Чувствует себя пострадавшей в некотором смысле. Он что, хочет воспользоваться ее молодостью, наивностью и потерянностью?
С какой скоростью такие отношения приведут к краху карьеры?
Тут он почувствовал, что тоже засыпает. Отнес Ранульфа обратно в кроватку, затем отправился к себе в спальню, уютно устроился между углами и округлостями тела Фрэнки, а потом несколько дней не вспоминал о прочитанном рассказе.
Его по-прежнему приглашали на редакционный совет, но Дуг уже начинал сомневаться, а стоит ли туда вообще являться. Слово ему обычно давали последнему. А иногда у них даже не оставалось времени, чтобы обсудить книжный раздел.
Во вторник, к примеру, новости промышленности значились первым пунктом в повестке дня. Опоздав, как всегда, главред рухнул на вращающееся кресло и мельком оглядел членов редколлегии, в заведенном порядке рассевшихся за круглым столом. Каждый с разной степенью нервозности — в зависимости от возраста, опыта и темперамента — дожидался внимания начальства.
— Итак… Джеймс, — начал главный. — Чем порадуете?
Джеймс Тайлер, новый редактор отдела бизнеса, был на одиннадцать лет моложе Дуга.
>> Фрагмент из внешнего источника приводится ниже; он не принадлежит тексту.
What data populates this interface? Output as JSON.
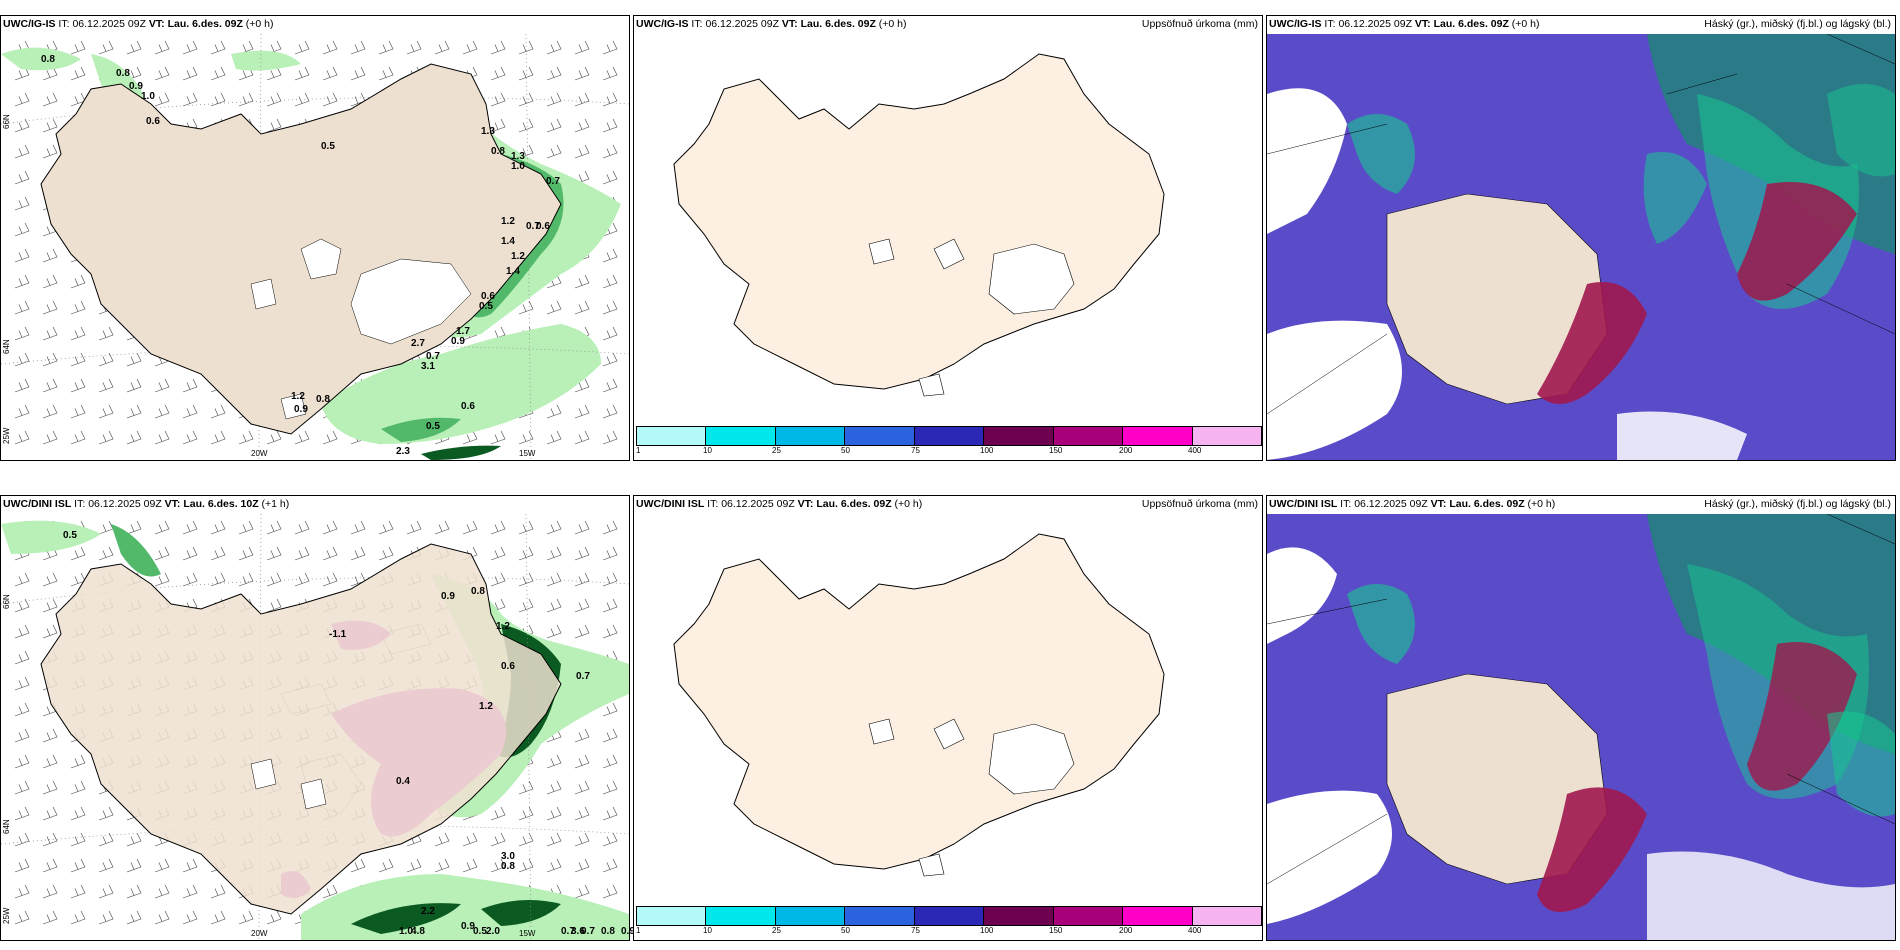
{
  "panels": [
    {
      "model": "UWC/IG-IS",
      "it_label": "IT:",
      "it": "06.12.2025 09Z",
      "vt_label": "VT:",
      "vt": "Lau. 6.des. 09Z",
      "lead": "(+0 h)",
      "right_title": "",
      "grid_labels": {
        "w20": "20W",
        "w15": "15W",
        "n66": "66N",
        "n64": "64N",
        "n25w": "25W"
      },
      "values": [
        "0.8",
        "0.8",
        "0.9",
        "1.0",
        "0.6",
        "0.5",
        "1.3",
        "0.8",
        "1.3",
        "1.0",
        "0.7",
        "1.2",
        "0.7",
        "1.4",
        "0.6",
        "1.2",
        "1.4",
        "0.6",
        "0.5",
        "1.7",
        "0.9",
        "2.7",
        "0.7",
        "3.1",
        "1.2",
        "0.8",
        "0.9",
        "0.6",
        "0.5",
        "2.3"
      ]
    },
    {
      "model": "UWC/IG-IS",
      "it_label": "IT:",
      "it": "06.12.2025 09Z",
      "vt_label": "VT:",
      "vt": "Lau. 6.des. 09Z",
      "lead": "(+0 h)",
      "right_title": "Uppsöfnuð úrkoma (mm)"
    },
    {
      "model": "UWC/IG-IS",
      "it_label": "IT:",
      "it": "06.12.2025 09Z",
      "vt_label": "VT:",
      "vt": "Lau. 6.des. 09Z",
      "lead": "(+0 h)",
      "right_title": "Háský (gr.), miðský (fj.bl.) og lágský (bl.)"
    },
    {
      "model": "UWC/DINI ISL",
      "it_label": "IT:",
      "it": "06.12.2025 09Z",
      "vt_label": "VT:",
      "vt": "Lau. 6.des. 10Z",
      "lead": "(+1 h)",
      "right_title": "",
      "grid_labels": {
        "w20": "20W",
        "w15": "15W",
        "n66": "66N",
        "n64": "64N",
        "n25w": "25W"
      },
      "values": [
        "0.5",
        "-1.1",
        "0.9",
        "0.8",
        "1.2",
        "0.6",
        "0.7",
        "1.2",
        "0.4",
        "3.0",
        "0.8",
        "2.2",
        "0.9",
        "4.8",
        "1.0",
        "3.6",
        "2.0",
        "0.5",
        "0.7",
        "0.7",
        "0.8",
        "0.9"
      ]
    },
    {
      "model": "UWC/DINI ISL",
      "it_label": "IT:",
      "it": "06.12.2025 09Z",
      "vt_label": "VT:",
      "vt": "Lau. 6.des. 09Z",
      "lead": "(+0 h)",
      "right_title": "Uppsöfnuð úrkoma (mm)"
    },
    {
      "model": "UWC/DINI ISL",
      "it_label": "IT:",
      "it": "06.12.2025 09Z",
      "vt_label": "VT:",
      "vt": "Lau. 6.des. 09Z",
      "lead": "(+0 h)",
      "right_title": "Háský (gr.), miðský (fj.bl.) og lágský (bl.)"
    }
  ],
  "colorbar": {
    "labels": [
      "1",
      "10",
      "25",
      "50",
      "75",
      "100",
      "150",
      "200",
      "400"
    ],
    "colors": [
      "#b4fafa",
      "#00e8ec",
      "#00b8e6",
      "#2c64e0",
      "#2a28b4",
      "#6e0050",
      "#a8007c",
      "#ff00c8",
      "#f5b4f0"
    ]
  },
  "colors": {
    "land": "#eee0d0",
    "land_empty": "#fdf0e2",
    "rain_light": "#b8f0b8",
    "rain_mid": "#52b86a",
    "rain_dark": "#0a5a22",
    "snow": "#d45ad8",
    "cloud_high": "#18c890",
    "cloud_mid": "#6050d0",
    "cloud_low": "#a0184e",
    "cloud_teal": "#2a7a88"
  }
}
Он окончил факультет экономики Королевского колледжа в Кембридже, в газете работал менее двух лет.
— Судьбоносный день для «Ровера». — Джеймс изъяснялся гладко и уверенно. — К пятнице «Алхимия и партнеры» обязаны оформить заявку. Скорее всего, уже сегодня они объявят о своих намерениях публично. Думаю, мы должны сделать очерк об их боссе: «Человек, который поедет на „Ровере“» — в таком духе.
— То есть дело уже решенное?
— Похоже на то.
Главный редактор никогда не улыбался. Однако изредка его глаза начинали хитро поблескивать, этот блеск появился и сейчас.
— Хотите сказать, — на Дуга он не глядел, даже не повернул головы в его сторону, но каким-то образом дал безошибочно понять, что обращается именно к нему, — что та потрясающая, эпохальная демонстрация прошла абсолютно впустую?
— Очевидно, так.
— Да ну! Неужто там, в Мюнхене, не читают нашу газету? Мы ведь даже поместили что-то на первой полосе, верно? Напомните-ка, кто писал материал?